The Fight for Canada
- Author: David Orchard
- Language: English
- Publisher: Stoddart Publishing Company; Robert Davies Multimedia Publishing;
- Publication date: 1993
- Publication place: Canada
- Media type: Print
- Pages: 292
- ISBN: 978-0-7737-5569-7

= The Fight for Canada =

1993 book by David Orchard

The Fight for Canada: Four Centuries of Resistance to American Expansionism is a 1993 non-fiction book by David Orchard. It was first published in April 1993 through the Stoddart Publishing Company and a revised edition with five new chapters was released in 1998 through Robert Davies. It details the history of Canada and the many attempts of annexation, by military or political means, by the United States.

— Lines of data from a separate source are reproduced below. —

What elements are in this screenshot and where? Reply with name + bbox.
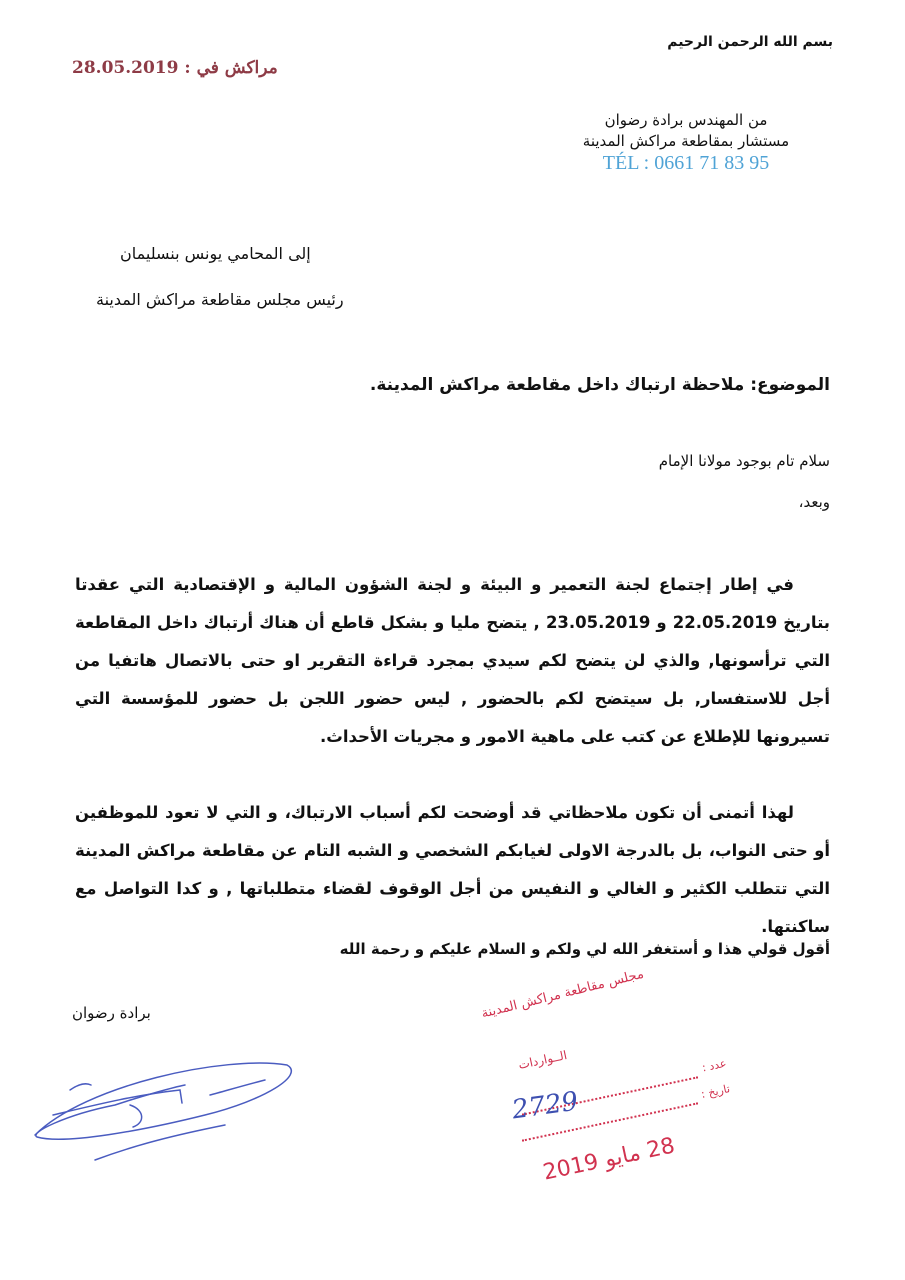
- sender-title: مستشار بمقاطعة مراكش المدينة: [582, 132, 790, 150]
- closing-line: أقول قولي هذا و أستغفر الله لي ولكم و السلام عليكم و رحمة الله: [339, 940, 830, 958]
- sender-block: [571, 110, 801, 174]
- recipient-title: رئيس مجلس مقاطعة مراكش المدينة: [96, 290, 344, 309]
- sender-phone: TÉL : 0661 71 83 95: [602, 152, 770, 174]
- recipient-name: إلى المحامي يونس بنسليمان: [120, 244, 311, 263]
- paragraph-text: في إطار إجتماع لجنة التعمير و البيئة و لجنة الشؤون المالية و الإقتصادية التي عقدتا بتاريخ 22.05.2019 و 23.05.2019 , يتضح مليا و بشكل قاطع أن هناك أرتباك داخل المقاطعة التي ترأسونها, والذي لن يتضح لكم سيدي بمجرد قراءة التقرير او حتى بالاتصال هاتفيا من أجل للاستفسار, بل سيتضح لكم بالحضور , ليس حضور اللجن بل حضور للمؤسسة التي تسيرونها للإطلاع عن كتب على ماهية الامور و مجريات الأحداث.: [75, 575, 830, 746]
- reception-stamp: [460, 966, 732, 1205]
- salutation-transition: وبعد،: [798, 493, 830, 511]
- stamp-date: 28 مايو 2019: [540, 1133, 678, 1186]
- stamp-incoming-label: الــواردات: [517, 1048, 569, 1072]
- bismillah-header: بسم الله الرحمن الرحيم: [667, 34, 833, 50]
- body-paragraph-1: [75, 566, 830, 756]
- letter-date: مراكش في : 28.05.2019: [72, 58, 278, 78]
- body-paragraph-2: [75, 794, 830, 946]
- stamp-handwritten-number: 2729: [510, 1086, 580, 1126]
- signature-icon: [25, 1045, 315, 1165]
- stamp-council-name: مجلس مقاطعة مراكش المدينة: [480, 966, 646, 1022]
- stamp-number-label: عدد :: [700, 1056, 728, 1075]
- sender-name: من المهندس برادة رضوان: [604, 111, 768, 129]
- paragraph-text: لهذا أتمنى أن تكون ملاحظاتي قد أوضحت لكم أسباب الارتباك، و التي لا تعود للموظفين أو حتى النواب، بل بالدرجة الاولى لغيابكم الشخصي و الشبه التام عن مقاطعة مراكش المدينة التي تتطلب الكثير و الغالي و النفيس من أجل الوقوف لقضاء متطلباتها , و كدا التواصل مع ساكنتها.: [75, 803, 830, 936]
- stamp-date-label: تاريخ :: [699, 1082, 732, 1101]
- subject-line: الموضوع: ملاحظة ارتباك داخل مقاطعة مراكش المدينة.: [369, 375, 830, 395]
- signer-name: برادة رضوان: [72, 1004, 151, 1022]
- greeting: سلام تام بوجود مولانا الإمام: [658, 452, 830, 470]
- handwritten-signature: [25, 1045, 315, 1169]
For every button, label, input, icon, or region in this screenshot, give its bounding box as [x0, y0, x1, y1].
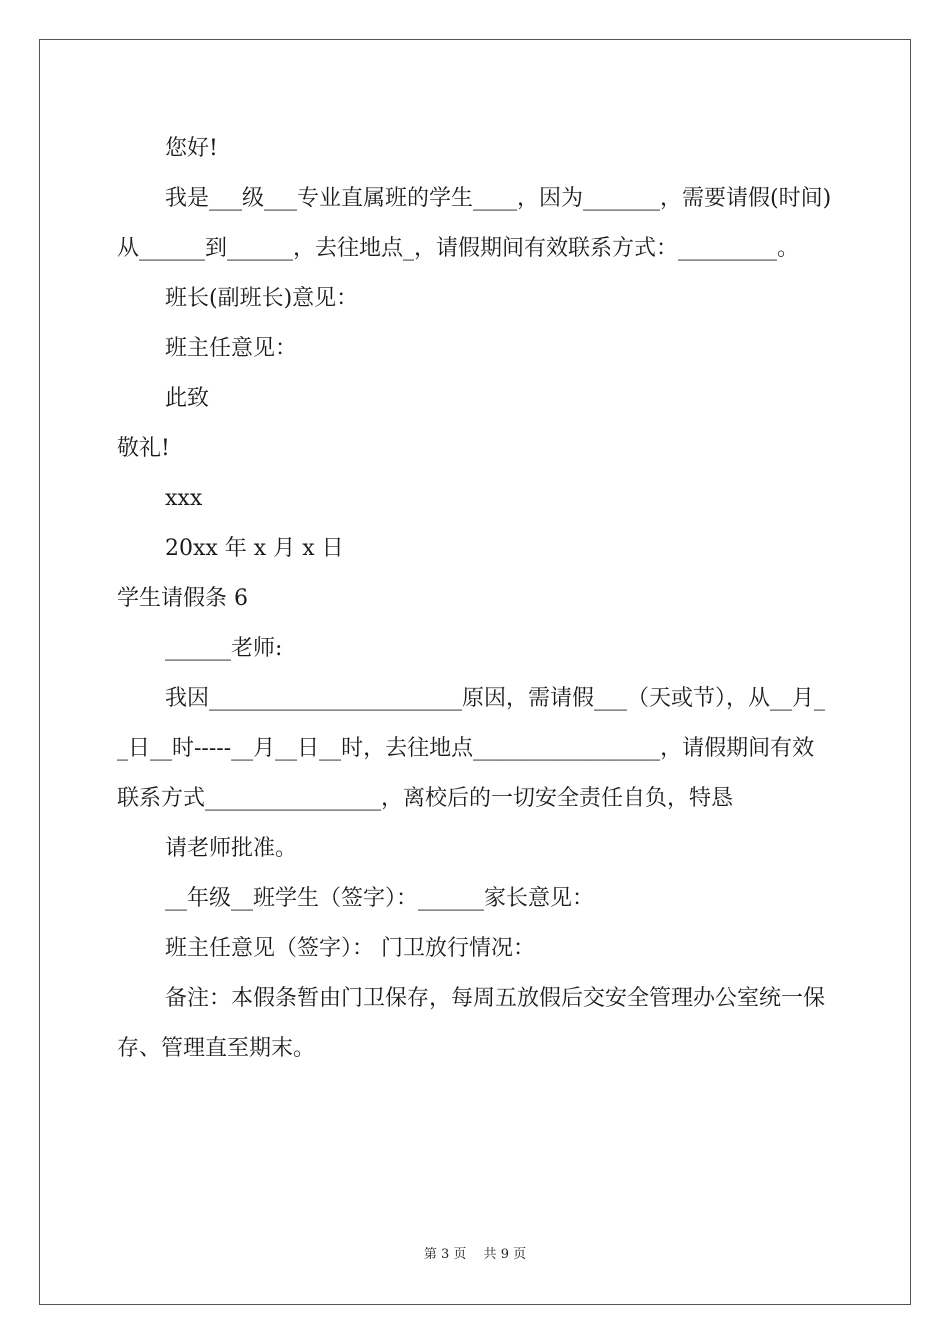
intro-paragraph: 我是___级___专业直属班的学生____，因为_______，需要请假(时间)从______到______，去往地点_，请假期间有效联系方式：_________。	[117, 186, 832, 261]
teacher-signature-line: 班主任意见（签字）： 门卫放行情况：	[165, 936, 535, 961]
closing-line-1: 此致	[165, 386, 210, 411]
student-signature-line: __年级__班学生（签字）：______家长意见：	[165, 886, 595, 911]
body-paragraph: 我因_______________________原因，需请假___（天或节），从__月__日__时-----__月__日__时，去往地点_________________，请假期间有效联系方式________________，离校后的一切安全责任自负，特恳	[117, 686, 826, 811]
document-body	[117, 124, 833, 1074]
note-paragraph: 备注：本假条暂由门卫保存，每周五放假后交安全管理办公室统一保存、管理直至期末。	[117, 986, 826, 1061]
page-footer: 第 3 页 共 9 页	[423, 1247, 527, 1262]
signature: xxx	[165, 486, 203, 511]
request-line: 请老师批准。	[165, 836, 298, 861]
monitor-opinion: 班长(副班长)意见：	[165, 286, 359, 311]
date: 20xx 年 x 月 x 日	[165, 536, 344, 561]
section-title: 学生请假条 6	[117, 586, 248, 611]
teacher-opinion: 班主任意见：	[165, 336, 298, 361]
closing-line-2: 敬礼!	[117, 436, 170, 461]
greeting: 您好!	[165, 136, 218, 161]
addressee: ______老师:	[165, 636, 283, 661]
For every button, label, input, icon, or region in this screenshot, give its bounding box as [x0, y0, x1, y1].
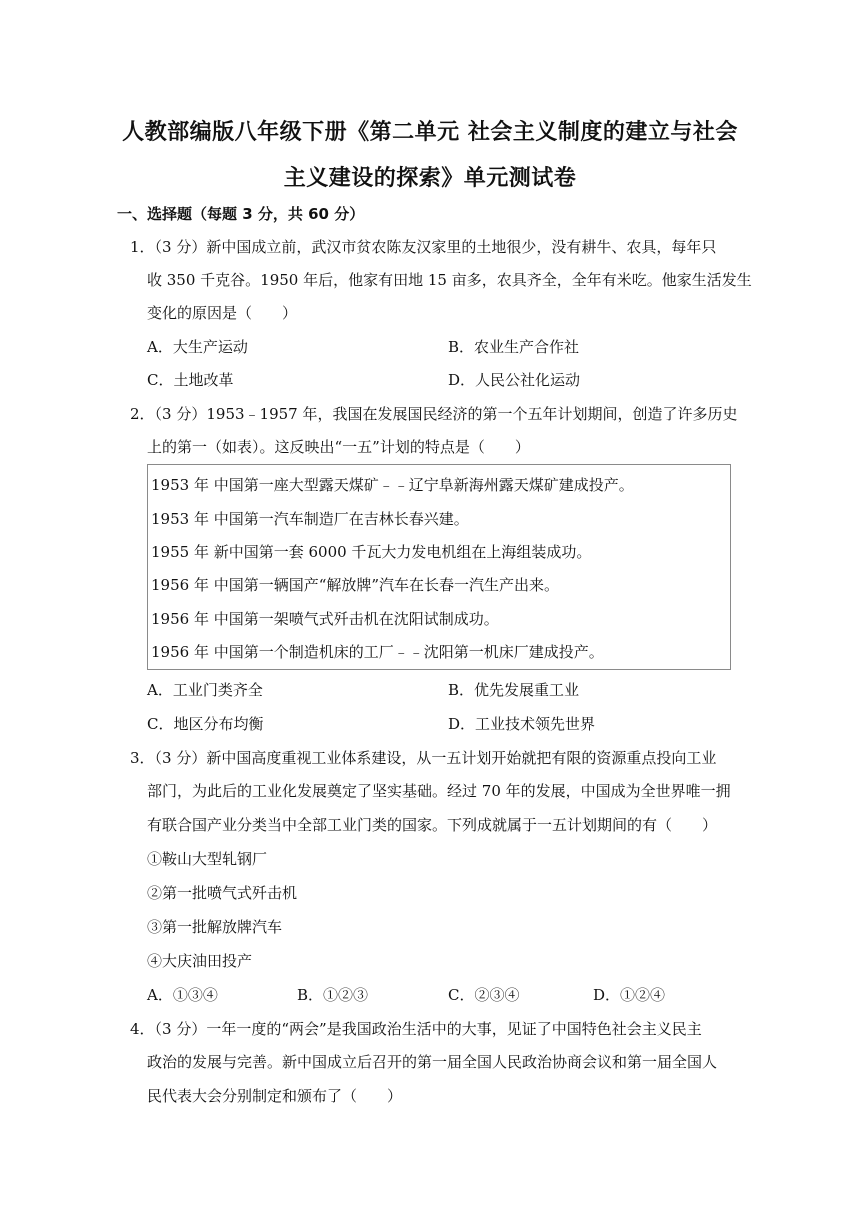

A primary impetus for Orchard to write this book was the pending Free Trade Agreement (FTA) and later the North American Free Trade Agreement (NAFTA). He was, and still is, a strong opponent to these agreements.

==Reception==
Critical reception has been mixed. The Calgary Herald gave a positive review for The Fight for Canada, favourably comparing Orchard to the Canadian nationalist Mel Hurtig. Books in Canada was more mixed in their review, as they felt that the first half of the book contained "propaganda by the selection of historical excerpts".